Madame de Grammont, chcąc rozproszyć chmurę, nie zwróciła uwagi na odpowiedź i zadowoliła się stwierdzeniem w nonszalanckim tonie: „Widzisz, że nawet nie zostawi mi spowiednika!” „Nie, madame, nie będziesz miała – ani ty, ani nikt inny. Ostatnią ofiarą, której będzie udzielona ta łaska, będzie…” Przystanął na chwilę. „Cóż, kto wtedy będzie tym szczęśliwym śmiertelnikiem, którym będzie ten przywilej?” „Jest to jedyny, jaki wtedy zachowa – a będzie to król Francji.”

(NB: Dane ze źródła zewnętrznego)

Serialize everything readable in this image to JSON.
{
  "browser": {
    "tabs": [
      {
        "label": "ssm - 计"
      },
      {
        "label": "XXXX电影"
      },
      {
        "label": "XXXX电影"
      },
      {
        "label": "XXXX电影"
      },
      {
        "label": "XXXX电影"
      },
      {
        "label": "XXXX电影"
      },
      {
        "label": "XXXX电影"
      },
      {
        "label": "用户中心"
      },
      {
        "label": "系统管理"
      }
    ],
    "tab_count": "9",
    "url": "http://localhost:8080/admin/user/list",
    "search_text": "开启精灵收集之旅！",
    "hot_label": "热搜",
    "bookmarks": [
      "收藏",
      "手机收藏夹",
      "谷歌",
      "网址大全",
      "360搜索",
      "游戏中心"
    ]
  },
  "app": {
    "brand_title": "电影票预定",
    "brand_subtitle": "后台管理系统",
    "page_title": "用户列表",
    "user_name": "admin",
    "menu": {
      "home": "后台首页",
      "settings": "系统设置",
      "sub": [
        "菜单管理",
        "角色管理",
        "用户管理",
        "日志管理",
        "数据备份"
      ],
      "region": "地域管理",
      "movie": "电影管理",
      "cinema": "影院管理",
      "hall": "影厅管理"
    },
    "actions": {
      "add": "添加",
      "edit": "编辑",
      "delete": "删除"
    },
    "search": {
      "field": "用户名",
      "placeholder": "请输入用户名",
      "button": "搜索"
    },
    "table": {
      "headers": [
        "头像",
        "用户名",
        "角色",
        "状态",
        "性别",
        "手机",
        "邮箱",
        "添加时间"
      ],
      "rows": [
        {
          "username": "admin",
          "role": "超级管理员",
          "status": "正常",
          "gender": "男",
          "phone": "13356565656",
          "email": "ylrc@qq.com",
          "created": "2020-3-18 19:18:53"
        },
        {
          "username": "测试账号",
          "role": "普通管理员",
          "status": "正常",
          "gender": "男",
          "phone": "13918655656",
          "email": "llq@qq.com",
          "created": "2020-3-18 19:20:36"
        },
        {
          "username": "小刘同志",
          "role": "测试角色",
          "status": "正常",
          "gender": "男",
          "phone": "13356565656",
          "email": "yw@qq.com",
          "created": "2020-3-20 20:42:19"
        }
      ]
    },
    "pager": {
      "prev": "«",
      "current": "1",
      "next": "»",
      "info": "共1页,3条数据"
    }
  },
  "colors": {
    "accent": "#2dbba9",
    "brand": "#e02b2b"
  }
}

Niesamowite jest to, że ten historyczny proroctwo sprawdziło się w każdym szczególe, jak wszyscy studenci rewolucji francuskiej wiedzą – i to wszystko w ciągu sześciu lat, jak przepowiedział Cazotte.

źródło: PRACTICAL PSYCHOMANCY AND CRYSTAL GAZING by Atkinson, William Walker; PUBLISHED AND SOLD BY THE LYAL BOOK CONCERN 1908.


Spencer Perceval był brytyjskim politykiem i prawnikiem, który pełnił funkcję premiera Wielkiej Brytanii od października 1809 roku do czasu swojego zamachu w maju 1812 roku. Jest jedynym brytyjskim premierem, który został zamordowany 111 maja 1812 roku, około godziny 17:15, Spencer Perceval został zastrzelony w holu Izby Gmin przez Johna Bellinghama, kupca z Liverpoolu, który miał żal do rządu 1. Bellingham został zatrzymany; cztery dni po zabójstwie został osądzony, skazany i skazany na śmierć. Został powieszony w więzieniu Newgate 18 maja, tydzień po zamachu i miesiąc przed rozpoczęciem wojny z 1812 roku 1Perceval pozostaje jedynym brytyjskim premierem, który został zamordowany 1.